Biz çok uzun yıllardır bir karavan sahibi olmayı düşleriz ve bu düşünce de hep aklımızın bir köşesinde durur. Fotoğraflarda göreceğiniz kızımla 2008 yılında altı bin kilometrelik bir Avrupa turu yapmışlığımız var ve o zamandan beri, ne zaman katılmak istediğim bir etkinlik olsa gidip arabada kalıyorum.
Kalıyorum kalmasına da yatağım kızımın tekerlek girintileri nedeniyle tam olarak açılmıyor ve pijamalarımı yer yatağında otururken giymeye çalışmak da zahmetli çokça. Mağdurum yani…
Ayrıca gece yatma saati geldiğinde yatağı yerde, üstelik kısmen açabiliyor olmak da yanında bazı sorunlar getiriyor.
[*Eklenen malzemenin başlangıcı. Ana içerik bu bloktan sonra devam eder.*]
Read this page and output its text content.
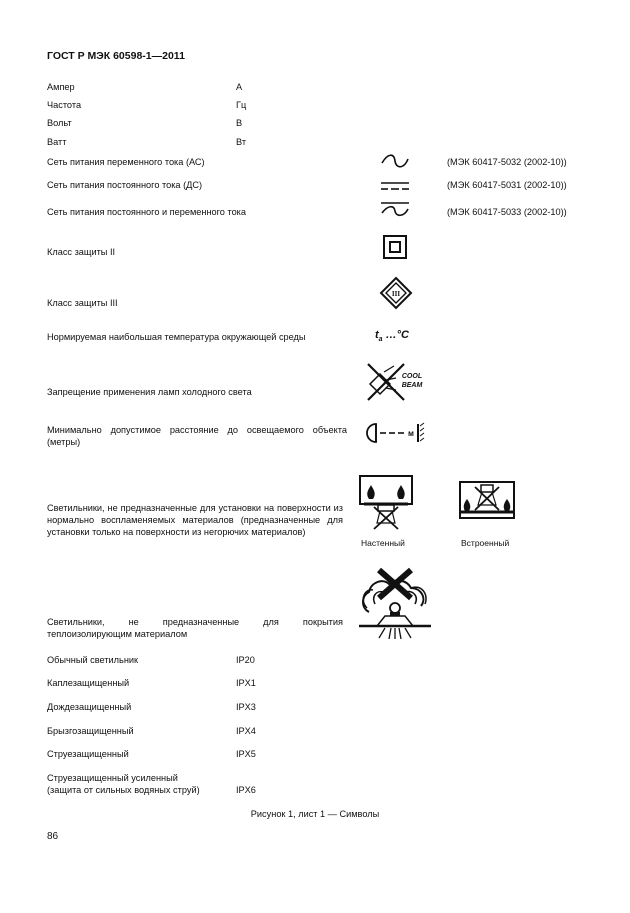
ГОСТ Р МЭК 60598-1—2011
Ампер	А
Частота	Гц
Вольт	В
Ватт	Вт
Сеть питания переменного тока (АС)	(МЭК 60417-5032 (2002-10))
Сеть питания постоянного тока (ДС)	(МЭК 60417-5031 (2002-10))
Сеть питания постоянного и переменного тока	(МЭК 60417-5033 (2002-10))
Класс защиты II
Класс защиты III
III
Нормируемая наибольшая температура окружающей среды	$t_a$ …°C
Запрещение применения ламп холодного света
COOL
BEAM
Минимально допустимое расстояние до освещаемого объекта (метры)
м
Светильники, не предназначенные для установки на поверхности из нормально воспламеняемых материалов (предназначенные для установки только на поверхности из негорючих материалов)
Настенный	Встроенный
Светильники, не предназначенные для покрытия теплоизолирующим материалом
Обычный светильник	IP20
Каплезащищенный	IPX1
Дождезащищенный	IPX3
Брызгозащищенный	IPX4
Струезащищенный	IPX5
Струезащищенный усиленный
(защита от сильных водяных струй)	IPX6
Рисунок 1, лист 1 — Символы
86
Öncelikle içerideki tüm eşyanın bir yerlere kaldırılması gerekiyor ve bu da her zaman kolayca yapılabilen bir şey değil.
Hep aklımızda olan karavan özlemi emeklilik zamanı yaklaştıkça giderek arttı ama zamanla gördük ki bu iş için insanların ayırdığı bütçeler mantıklı rakamların ötesine geçmişti.
Hatta ilk başta bu işle bizzat uğraşmak yerine koltukken yatağa dönüşen sistemlere baktık internetten. Son yıllardaki bu karavan çılgınlığı nedeniyle üretim yapan insanların sayısı da artmış durumda ve eskiden bulamadığımız pek çok ürünü şimdi temin edebiliyoruz. Temin edebiliyoruz etmesine de fiyatlarda sıkıntı var. Şu anda ne oldu emin değilim ama yatak olabilen Türk malı bir koltuk için 2022 Haziran’ının başına 5,500 TL gibi bir rakam söz konusuydu.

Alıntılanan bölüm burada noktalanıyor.